Esther McCoy, Mexico, circa 1952

Esther McCoy, Mexico, circa 1952

Book Review – Piecing Together Los Angeles: An Esther McCoy Reader

Piecing Together Los Angeles: An Esther McCoy Reader looks like your average book. It is bound in the typical trade paperback style and the front and back covers are printed in a gradient of black and blue inks. It is a firm, aesthetically pleasing volume that sits in your palm with a certain sturdiness, a particular heftiness.

Beyond its ordinary appearance, the book is a far cry from your average architectural text as the subject of the book and its primary speaker, Esther McCoy, is somewhat of a wild card when it comes to architecture, writing, and architectural writing. McCoy initially built a career for herself in publishing on the East Coast before sickness pushed her to visit the balmier, mild weather of Southern California to recuperate. After finding little work in the field she was accustomed to, McCoy turned to drafting, a job that would spur a denied application to architecture school, as well as a position on R.M. Schindler’s team on Kings Road. Although McCoy arrived in Los Angeles with every intention of returning to New York once her health returned, she found herself a permanent resident in Los Angeles, a fully-blossomed admirer of its architecture and an ardent writer of its history.

While editor and writer Susan Morgan is responsible for organizing and shedding light onto the writings of Esther McCoy, McCoy’s voice is not presented in a controlled environment with limitations set by research and analysis. Rather, the eclectic selection of correspondences, published and unpublished articles, personal memoirs and case studies work together to produce an image of a woman who ventured into the architecture world with little more than words and confidence and emerged as one of the most prolific architectural writers of her time.

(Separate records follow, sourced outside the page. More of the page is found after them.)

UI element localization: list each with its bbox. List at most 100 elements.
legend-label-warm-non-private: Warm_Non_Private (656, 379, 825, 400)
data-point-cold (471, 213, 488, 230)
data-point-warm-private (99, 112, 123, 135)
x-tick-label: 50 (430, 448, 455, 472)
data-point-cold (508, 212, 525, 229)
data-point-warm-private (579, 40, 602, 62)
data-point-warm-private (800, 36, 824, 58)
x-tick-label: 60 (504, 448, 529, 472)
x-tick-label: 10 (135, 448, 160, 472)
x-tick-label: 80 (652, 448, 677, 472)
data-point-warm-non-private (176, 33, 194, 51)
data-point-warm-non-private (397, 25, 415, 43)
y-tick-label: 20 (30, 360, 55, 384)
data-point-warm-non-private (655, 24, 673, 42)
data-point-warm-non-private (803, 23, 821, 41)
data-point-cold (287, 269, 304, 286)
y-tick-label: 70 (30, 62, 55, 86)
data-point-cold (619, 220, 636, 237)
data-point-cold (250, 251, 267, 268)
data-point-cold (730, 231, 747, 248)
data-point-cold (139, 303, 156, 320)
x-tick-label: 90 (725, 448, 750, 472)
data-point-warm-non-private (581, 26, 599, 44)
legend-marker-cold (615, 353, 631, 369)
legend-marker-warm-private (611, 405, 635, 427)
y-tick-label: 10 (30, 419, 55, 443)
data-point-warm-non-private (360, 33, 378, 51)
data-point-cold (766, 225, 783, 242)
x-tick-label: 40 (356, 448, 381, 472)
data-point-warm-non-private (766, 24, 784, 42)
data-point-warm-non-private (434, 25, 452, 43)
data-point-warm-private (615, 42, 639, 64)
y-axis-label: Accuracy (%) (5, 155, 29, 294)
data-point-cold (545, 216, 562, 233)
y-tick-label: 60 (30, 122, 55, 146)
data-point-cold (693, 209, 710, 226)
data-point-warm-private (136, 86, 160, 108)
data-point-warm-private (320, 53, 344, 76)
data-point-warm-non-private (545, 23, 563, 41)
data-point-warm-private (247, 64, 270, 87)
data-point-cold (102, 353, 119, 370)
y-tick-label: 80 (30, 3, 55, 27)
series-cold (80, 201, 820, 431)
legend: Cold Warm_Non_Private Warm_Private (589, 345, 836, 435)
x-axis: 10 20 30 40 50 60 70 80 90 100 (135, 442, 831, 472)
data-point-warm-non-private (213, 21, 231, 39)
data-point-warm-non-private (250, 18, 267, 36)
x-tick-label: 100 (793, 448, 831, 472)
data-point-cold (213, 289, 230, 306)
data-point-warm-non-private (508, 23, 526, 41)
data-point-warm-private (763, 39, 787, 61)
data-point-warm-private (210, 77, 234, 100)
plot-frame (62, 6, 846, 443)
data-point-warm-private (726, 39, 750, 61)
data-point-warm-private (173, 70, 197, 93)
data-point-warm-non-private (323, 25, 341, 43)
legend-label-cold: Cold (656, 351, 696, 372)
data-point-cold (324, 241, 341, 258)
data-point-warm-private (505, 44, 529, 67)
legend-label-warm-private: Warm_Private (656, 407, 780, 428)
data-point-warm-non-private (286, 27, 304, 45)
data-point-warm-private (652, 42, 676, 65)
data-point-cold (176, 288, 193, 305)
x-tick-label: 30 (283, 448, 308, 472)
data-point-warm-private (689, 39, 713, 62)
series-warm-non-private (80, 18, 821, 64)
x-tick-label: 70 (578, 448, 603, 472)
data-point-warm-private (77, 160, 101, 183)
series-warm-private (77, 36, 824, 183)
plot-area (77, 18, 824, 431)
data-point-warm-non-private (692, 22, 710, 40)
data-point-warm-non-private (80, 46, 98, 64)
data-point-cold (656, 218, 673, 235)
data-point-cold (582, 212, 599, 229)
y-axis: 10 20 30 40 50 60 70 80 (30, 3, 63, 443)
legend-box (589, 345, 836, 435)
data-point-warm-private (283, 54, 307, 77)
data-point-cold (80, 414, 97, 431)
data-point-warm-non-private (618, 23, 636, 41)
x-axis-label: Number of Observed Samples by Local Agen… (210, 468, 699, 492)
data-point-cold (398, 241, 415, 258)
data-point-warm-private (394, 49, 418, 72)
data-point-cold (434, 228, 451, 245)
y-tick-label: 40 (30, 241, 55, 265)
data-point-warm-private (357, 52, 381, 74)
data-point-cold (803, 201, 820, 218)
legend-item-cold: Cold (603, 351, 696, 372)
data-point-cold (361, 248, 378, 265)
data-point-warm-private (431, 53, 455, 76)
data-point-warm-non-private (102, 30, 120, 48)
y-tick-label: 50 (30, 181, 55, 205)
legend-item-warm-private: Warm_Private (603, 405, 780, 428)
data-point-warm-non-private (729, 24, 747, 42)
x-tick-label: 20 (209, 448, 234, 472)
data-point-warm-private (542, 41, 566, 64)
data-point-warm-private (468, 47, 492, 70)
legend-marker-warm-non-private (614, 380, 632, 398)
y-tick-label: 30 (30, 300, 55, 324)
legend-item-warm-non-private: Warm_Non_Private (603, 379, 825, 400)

Readers will find that the book will begin to lose its clean, bound rectangular form after the first couple of chapters, and seem to take on the lightness of a stack of onionskin papers. There is something inevitably personal about McCoy’s writing, and what began as another reading book transforms into a venture into McCoy’s own study–it’s as if we had grabbed a handful of drafts from her desk, in its original typewritten script on crisp, translucent sheets.